By ANTONIO GARZA, former U.S. ambassador to Mexico
Clearly, nothing is more urgent on the international stage right now than the war in Ukraine and its potential to impact many aspects of our lives.
But closer to home, I have been monitoring the latest political developments in Mexico. During his 2018 presidential campaign, Andrés Manuel López Obrador committed to a referendum on his presidency. And on Sunday, April 10, Mexican voters headed to the polls to vote in Mexico’s presidential recall referendum. Nine of out of 10 voters backed the president, though less than 20 percent of eligible voters turned out, far short of the 40 percent needed to make the results binding.

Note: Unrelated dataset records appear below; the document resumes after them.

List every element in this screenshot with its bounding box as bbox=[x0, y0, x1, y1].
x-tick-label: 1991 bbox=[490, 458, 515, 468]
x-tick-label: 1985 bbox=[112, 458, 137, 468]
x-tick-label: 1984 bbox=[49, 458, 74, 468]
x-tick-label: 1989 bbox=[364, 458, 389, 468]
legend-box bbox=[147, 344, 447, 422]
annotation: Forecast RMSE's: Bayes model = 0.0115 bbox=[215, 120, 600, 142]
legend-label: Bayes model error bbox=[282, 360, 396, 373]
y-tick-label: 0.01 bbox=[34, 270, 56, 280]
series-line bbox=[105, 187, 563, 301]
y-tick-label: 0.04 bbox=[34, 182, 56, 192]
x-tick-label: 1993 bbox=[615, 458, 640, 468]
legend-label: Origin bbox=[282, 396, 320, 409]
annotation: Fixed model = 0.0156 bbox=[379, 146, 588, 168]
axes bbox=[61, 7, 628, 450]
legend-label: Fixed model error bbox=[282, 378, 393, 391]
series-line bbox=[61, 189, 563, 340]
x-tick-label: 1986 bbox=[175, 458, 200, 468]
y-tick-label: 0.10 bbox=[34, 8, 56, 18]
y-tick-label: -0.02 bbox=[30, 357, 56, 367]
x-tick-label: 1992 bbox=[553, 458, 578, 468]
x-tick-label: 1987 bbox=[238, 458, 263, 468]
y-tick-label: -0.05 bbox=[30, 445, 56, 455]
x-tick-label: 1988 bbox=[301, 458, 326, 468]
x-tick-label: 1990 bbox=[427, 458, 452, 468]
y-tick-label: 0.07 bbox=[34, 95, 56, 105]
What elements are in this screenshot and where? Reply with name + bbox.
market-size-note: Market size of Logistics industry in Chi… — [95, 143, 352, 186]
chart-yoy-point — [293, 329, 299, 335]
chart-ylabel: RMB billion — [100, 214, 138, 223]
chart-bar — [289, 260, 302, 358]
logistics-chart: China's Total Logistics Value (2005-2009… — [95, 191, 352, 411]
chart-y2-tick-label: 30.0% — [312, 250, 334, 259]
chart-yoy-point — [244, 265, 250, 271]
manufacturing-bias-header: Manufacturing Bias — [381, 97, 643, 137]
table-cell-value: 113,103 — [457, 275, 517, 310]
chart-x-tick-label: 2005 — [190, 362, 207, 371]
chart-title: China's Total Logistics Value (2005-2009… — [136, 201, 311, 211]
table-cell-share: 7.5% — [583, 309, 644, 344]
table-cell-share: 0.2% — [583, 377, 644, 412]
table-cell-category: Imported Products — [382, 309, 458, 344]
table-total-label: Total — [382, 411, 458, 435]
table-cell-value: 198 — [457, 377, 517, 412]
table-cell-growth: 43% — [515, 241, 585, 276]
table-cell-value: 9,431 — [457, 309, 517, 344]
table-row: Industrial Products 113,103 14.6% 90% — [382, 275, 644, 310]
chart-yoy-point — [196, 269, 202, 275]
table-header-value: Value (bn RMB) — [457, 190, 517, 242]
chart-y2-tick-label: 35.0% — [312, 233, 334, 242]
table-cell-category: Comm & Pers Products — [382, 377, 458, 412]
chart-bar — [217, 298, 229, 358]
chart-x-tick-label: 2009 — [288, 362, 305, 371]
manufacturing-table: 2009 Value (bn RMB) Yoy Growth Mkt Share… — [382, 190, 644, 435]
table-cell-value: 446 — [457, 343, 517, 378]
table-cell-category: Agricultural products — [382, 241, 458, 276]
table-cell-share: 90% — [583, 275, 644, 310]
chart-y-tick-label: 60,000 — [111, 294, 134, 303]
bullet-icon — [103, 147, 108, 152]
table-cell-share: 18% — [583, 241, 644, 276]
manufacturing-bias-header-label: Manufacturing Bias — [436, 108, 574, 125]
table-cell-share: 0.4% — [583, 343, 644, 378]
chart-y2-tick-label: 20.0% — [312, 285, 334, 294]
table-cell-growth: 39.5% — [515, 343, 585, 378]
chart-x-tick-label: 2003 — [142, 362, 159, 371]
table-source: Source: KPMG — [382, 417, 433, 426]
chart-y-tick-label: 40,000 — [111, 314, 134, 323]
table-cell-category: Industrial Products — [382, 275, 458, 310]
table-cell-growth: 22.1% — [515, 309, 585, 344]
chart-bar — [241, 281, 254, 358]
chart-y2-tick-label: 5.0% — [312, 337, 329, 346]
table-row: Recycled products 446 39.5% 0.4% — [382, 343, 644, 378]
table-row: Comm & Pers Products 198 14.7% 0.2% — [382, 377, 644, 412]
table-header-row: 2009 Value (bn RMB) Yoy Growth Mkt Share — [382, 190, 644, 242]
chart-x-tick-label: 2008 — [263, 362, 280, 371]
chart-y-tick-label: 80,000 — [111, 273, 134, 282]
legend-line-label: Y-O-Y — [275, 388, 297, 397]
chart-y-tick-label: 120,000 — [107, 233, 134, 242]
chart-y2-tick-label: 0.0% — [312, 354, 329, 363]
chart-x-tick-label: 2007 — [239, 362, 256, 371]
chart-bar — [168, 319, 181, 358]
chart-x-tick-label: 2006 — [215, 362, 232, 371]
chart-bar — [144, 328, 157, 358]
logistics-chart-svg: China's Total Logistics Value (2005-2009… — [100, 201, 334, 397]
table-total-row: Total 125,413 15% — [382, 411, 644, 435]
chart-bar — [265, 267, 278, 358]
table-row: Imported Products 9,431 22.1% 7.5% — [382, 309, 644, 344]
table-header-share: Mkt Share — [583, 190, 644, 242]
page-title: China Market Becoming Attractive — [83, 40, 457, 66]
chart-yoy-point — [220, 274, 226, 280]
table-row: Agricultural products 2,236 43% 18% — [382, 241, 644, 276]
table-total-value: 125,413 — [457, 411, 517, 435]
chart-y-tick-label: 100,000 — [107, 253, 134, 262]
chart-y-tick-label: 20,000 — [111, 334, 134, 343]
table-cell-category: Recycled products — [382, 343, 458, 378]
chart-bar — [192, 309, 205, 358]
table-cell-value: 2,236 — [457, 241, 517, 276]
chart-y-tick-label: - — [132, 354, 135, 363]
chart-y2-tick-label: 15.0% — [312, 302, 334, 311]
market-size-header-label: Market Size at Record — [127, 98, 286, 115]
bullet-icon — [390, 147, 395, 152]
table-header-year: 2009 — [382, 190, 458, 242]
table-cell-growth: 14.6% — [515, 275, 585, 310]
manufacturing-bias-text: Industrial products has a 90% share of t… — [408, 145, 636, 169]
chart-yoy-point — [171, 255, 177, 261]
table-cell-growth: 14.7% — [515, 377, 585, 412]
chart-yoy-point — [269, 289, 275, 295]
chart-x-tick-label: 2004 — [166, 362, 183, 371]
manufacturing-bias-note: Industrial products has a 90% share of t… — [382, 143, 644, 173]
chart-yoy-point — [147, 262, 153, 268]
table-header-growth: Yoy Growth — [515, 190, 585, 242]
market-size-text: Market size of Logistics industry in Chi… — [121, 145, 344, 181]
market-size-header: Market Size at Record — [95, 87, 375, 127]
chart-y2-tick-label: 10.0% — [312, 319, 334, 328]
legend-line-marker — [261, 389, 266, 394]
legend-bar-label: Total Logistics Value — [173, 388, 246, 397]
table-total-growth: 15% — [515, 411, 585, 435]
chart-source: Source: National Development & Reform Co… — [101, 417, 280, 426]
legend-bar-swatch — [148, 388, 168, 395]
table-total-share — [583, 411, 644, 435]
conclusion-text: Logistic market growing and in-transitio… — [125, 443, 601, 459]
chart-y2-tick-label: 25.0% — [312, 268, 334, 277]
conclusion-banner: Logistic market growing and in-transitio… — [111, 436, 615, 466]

López Obrador likely made good on his promise of the recall in order to demonstrate his widespread political support. The president’s current approval rating is 58 percent, according to the AS/COA approval tracker, although a recent survey showed that less than one-third of voters think their country is on the right track. The upcoming gubernatorial elections in June will offer another chance for López Obrador’s coalition to gauge its support.
Last week, Mexico’s Supreme Court narrowly upheld the 2021 electricity law giving priority to the state-run Federal Electricity Commission (CFE) over private firms. While the decision was one vote short of the supermajority needed to declare the initiative unconstitutional, it did set a crucial precedent for future legal challenges. U.S. Ambassador to Mexico Ken Salazar responded in a statement expressing concern that upholding the law “would likely open the door to endless litigation.”
In the lead up to the vote, the Joe Biden administration stepped up its pressure on the López Obrador administration. Climate Envoy John Kerry visited Mexico three times in five months, and U.S. Trade Representative Katherine Tai sent a letter warning that proposed changes to energy sector regulation put $10 billion in U.S. investment “more at risk than ever.”
On Tuesday, April 12, Mexico’s opposition parties delayed a debate in Mexico’s Congress on López Obrador’s energy reform introducing structural changes to the entire sector. Members are now scheduled to convene in the coming days.
Due to the pandemic and the war in Ukraine, global supply chain disruptions continue. These ongoing challenges have incentivized U.S. companies to consider moving manufacturing closer to home in order to meet strong consumer demand and supply the recuperating auto industry. Many have already started shifting their investments from China to Mexico’s northern border states, saving on shipping costs and avoiding potential export delays. Last year, Mexico’s exports to the United States grew to $385 billion, shrinking the gap with Chinese exports. Yet, this week showed how unexpected disruptions can occur to cross-border trade. Commercial traffic was temporarily halted at a key U.S. port of entry due to protests by Mexican truck drivers over Texas Governor Greg Abbott’s new enhanced security inspections.
On Friday, April 1, the U.S. Centers for Disease Control announced that Title 42, a public health rule implemented in March 2020 to rapidly expel migrants at the U.S. southern border without the chance for them to request asylum, will be terminated in late May. In response, a bipartisan group of senators introduced a bill that would prevent Title 42 from being lifted until the Biden administration releases a detailed plan to manage the expected increase in border arrivals. The Biden administration will be keen to continue to work closely with Mexico in coming months on efforts to stop migration to the border ahead of November’s midterm elections.